Three Portrait Drawings
ca. 1800 - 1810
Europe, France
Jean Baptiste Joseph Wicar
(Lille, France, 1762 - 1834, Rome, Italy)
19th century CE
Black and red chalk on wove paper, 6 13/16 x 4 1/8 in.
Gift of The Frederick and Lucy S. Herman Foundation, 2007.15.82.1-3
Object Type:
Drawing and Watercolor
Goedde Class
Traces of the Hand: Master Drawings from the Collection of Frederic and Lucy S. Herman | January 25, 2013 - May 26, 2013 Jean Baptiste Joseph Wicar
French, 1762–1834
Three Portrait Drawings, ca. 1800–1810
Black and red chalk on wove paper, left: 63½4 x 43½4 in (17.2 x 10.8 cm) (sheet); center: 613½16 x 41½8 in (17.3 x 10.48 cm) (sheet); right: 63½4 x 411½16 in (17.15 x 11.9 cm) (sheet)
Watermark: (left) ROGGE (unidentified); (right) ADR [** undecipherable] (unidentified)
Provenance: Sir Philip Sassoon, Christie’s, London, 3 April 1984, part of lot 107 (as Johann Heinrich Tischbein the Elder); acquired from Galerie Grünwald, Munich, 1984 (as Tischbein)
Gift of The Frederick and Lucy S. Herman Foundation, 2007.15.82
While these drawings were acquired as the work of Johann Heinrich Tischbein, Cara Dufour Denison identified their author as Jean Baptiste Joseph Wicar, noting their resemblance to three black-and-red-chalk drawings of nearly identical size in the Pierpont Morgan Library.
1 The Herman drawings typify Wicar’s portrait drawings in their delicacy of touch and engaging immediacy and frankness, created by the different glances, tilts of head, and eye and mouth expressions distinctive to each sitter.
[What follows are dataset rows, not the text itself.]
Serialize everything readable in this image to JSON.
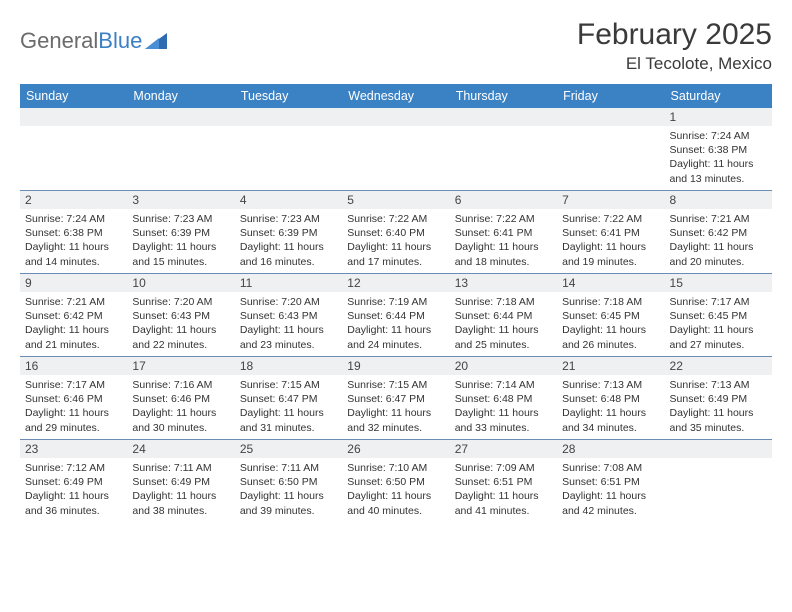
{
  "logo": {
    "text1": "General",
    "text2": "Blue"
  },
  "title": "February 2025",
  "location": "El Tecolote, Mexico",
  "dayNames": [
    "Sunday",
    "Monday",
    "Tuesday",
    "Wednesday",
    "Thursday",
    "Friday",
    "Saturday"
  ],
  "colors": {
    "headerBar": "#3b82c4",
    "weekDivider": "#6b8db5",
    "dayNumBg": "#eef0f2",
    "text": "#333333",
    "logoGray": "#6b6b6b",
    "logoBlue": "#3b7fc4"
  },
  "typography": {
    "titleSize": 30,
    "locationSize": 17,
    "dayHeaderSize": 12.5,
    "dayNumSize": 12,
    "cellSize": 10.5
  },
  "weeks": [
    {
      "nums": [
        "",
        "",
        "",
        "",
        "",
        "",
        "1"
      ],
      "cells": [
        {},
        {},
        {},
        {},
        {},
        {},
        {
          "sunrise": "7:24 AM",
          "sunset": "6:38 PM",
          "daylight": "11 hours and 13 minutes."
        }
      ]
    },
    {
      "nums": [
        "2",
        "3",
        "4",
        "5",
        "6",
        "7",
        "8"
      ],
      "cells": [
        {
          "sunrise": "7:24 AM",
          "sunset": "6:38 PM",
          "daylight": "11 hours and 14 minutes."
        },
        {
          "sunrise": "7:23 AM",
          "sunset": "6:39 PM",
          "daylight": "11 hours and 15 minutes."
        },
        {
          "sunrise": "7:23 AM",
          "sunset": "6:39 PM",
          "daylight": "11 hours and 16 minutes."
        },
        {
          "sunrise": "7:22 AM",
          "sunset": "6:40 PM",
          "daylight": "11 hours and 17 minutes."
        },
        {
          "sunrise": "7:22 AM",
          "sunset": "6:41 PM",
          "daylight": "11 hours and 18 minutes."
        },
        {
          "sunrise": "7:22 AM",
          "sunset": "6:41 PM",
          "daylight": "11 hours and 19 minutes."
        },
        {
          "sunrise": "7:21 AM",
          "sunset": "6:42 PM",
          "daylight": "11 hours and 20 minutes."
        }
      ]
    },
    {
      "nums": [
        "9",
        "10",
        "11",
        "12",
        "13",
        "14",
        "15"
      ],
      "cells": [
        {
          "sunrise": "7:21 AM",
          "sunset": "6:42 PM",
          "daylight": "11 hours and 21 minutes."
        },
        {
          "sunrise": "7:20 AM",
          "sunset": "6:43 PM",
          "daylight": "11 hours and 22 minutes."
        },
        {
          "sunrise": "7:20 AM",
          "sunset": "6:43 PM",
          "daylight": "11 hours and 23 minutes."
        },
        {
          "sunrise": "7:19 AM",
          "sunset": "6:44 PM",
          "daylight": "11 hours and 24 minutes."
        },
        {
          "sunrise": "7:18 AM",
          "sunset": "6:44 PM",
          "daylight": "11 hours and 25 minutes."
        },
        {
          "sunrise": "7:18 AM",
          "sunset": "6:45 PM",
          "daylight": "11 hours and 26 minutes."
        },
        {
          "sunrise": "7:17 AM",
          "sunset": "6:45 PM",
          "daylight": "11 hours and 27 minutes."
        }
      ]
    },
    {
      "nums": [
        "16",
        "17",
        "18",
        "19",
        "20",
        "21",
        "22"
      ],
      "cells": [
        {
          "sunrise": "7:17 AM",
          "sunset": "6:46 PM",
          "daylight": "11 hours and 29 minutes."
        },
        {
          "sunrise": "7:16 AM",
          "sunset": "6:46 PM",
          "daylight": "11 hours and 30 minutes."
        },
        {
          "sunrise": "7:15 AM",
          "sunset": "6:47 PM",
          "daylight": "11 hours and 31 minutes."
        },
        {
          "sunrise": "7:15 AM",
          "sunset": "6:47 PM",
          "daylight": "11 hours and 32 minutes."
        },
        {
          "sunrise": "7:14 AM",
          "sunset": "6:48 PM",
          "daylight": "11 hours and 33 minutes."
        },
        {
          "sunrise": "7:13 AM",
          "sunset": "6:48 PM",
          "daylight": "11 hours and 34 minutes."
        },
        {
          "sunrise": "7:13 AM",
          "sunset": "6:49 PM",
          "daylight": "11 hours and 35 minutes."
        }
      ]
    },
    {
      "nums": [
        "23",
        "24",
        "25",
        "26",
        "27",
        "28",
        ""
      ],
      "cells": [
        {
          "sunrise": "7:12 AM",
          "sunset": "6:49 PM",
          "daylight": "11 hours and 36 minutes."
        },
        {
          "sunrise": "7:11 AM",
          "sunset": "6:49 PM",
          "daylight": "11 hours and 38 minutes."
        },
        {
          "sunrise": "7:11 AM",
          "sunset": "6:50 PM",
          "daylight": "11 hours and 39 minutes."
        },
        {
          "sunrise": "7:10 AM",
          "sunset": "6:50 PM",
          "daylight": "11 hours and 40 minutes."
        },
        {
          "sunrise": "7:09 AM",
          "sunset": "6:51 PM",
          "daylight": "11 hours and 41 minutes."
        },
        {
          "sunrise": "7:08 AM",
          "sunset": "6:51 PM",
          "daylight": "11 hours and 42 minutes."
        },
        {}
      ]
    }
  ]
}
The drawings’ small scale connects them to similar images Wicar drew and often gave to his friends.
These portraits are also very likely related to a sketchbook Wicar filled with portraits in Rome beginning around 1800.
2 The Roman sketches depict similar fashions as well as the same regular outlines, structural volume in the faces, and bust-length formats.
3 Only the use of red chalk differentiates the Herman drawings from the Roman sketchbook.
Although Jean Baptiste Joseph Wicar was a student of the famous neoclassical painter Jacques-Louis David (1748–1825), he is best known as a draughtsman and art collector. By the late 1790s, some artists like Wicar began to explore drawing as an independent medium, rather than treating it primarily as a preparatory step in producing paintings. As director of the French Academy of Fine Arts in Rome between 1806 and 1809, Wicar emphasized drawing and figural studies, as well as copying old master works, with the desire to promote drawing as fundamental to art education.
4 Because Wicar was primarily a draftsman, some contemporaries including David himself thought him unable to formulate an individual style, though they appreciated his talent.
5 Wicar’s drawings exemplify the way early nineteenth-century portrait drawings create a sense of intimacy between viewer and subject and suggest each sitter’s individual psychology. These images also remind us that amid the period’s grand history paintings, such delicate and sophisticated portrait drawings were prized as well.
Eleonora Raspi
Anna Middleton
1Pierpont Morgan Library accession nos. 1976.23:1–3. The third has the same watermark, “ROGGE,” as the Herman
Portrait of a Woman, at left (Museum curatorial files).
2Arnauld Brejon de Lavergnée, “Un carnet inédit de portraits florentins de Wicar,” in Maria Teresa Caracciolo and Gennaro Toscano, eds.,
Jean-Baptiste Wicar et son temps, 1762–1834, Villeneuve d'Ascq, 2007, 367–382.
3Brejon de Lavergnée, “Un carnet inédit,” 368.
4“Jean-Baptiste Wicar,”
Oxford Art Online,
http://www.oxfordartonline.com. 5Thomas Crow,
Emulation: David, Drouais, and Girodet in the Art of Revolutionary France, New Haven, 2006, 92.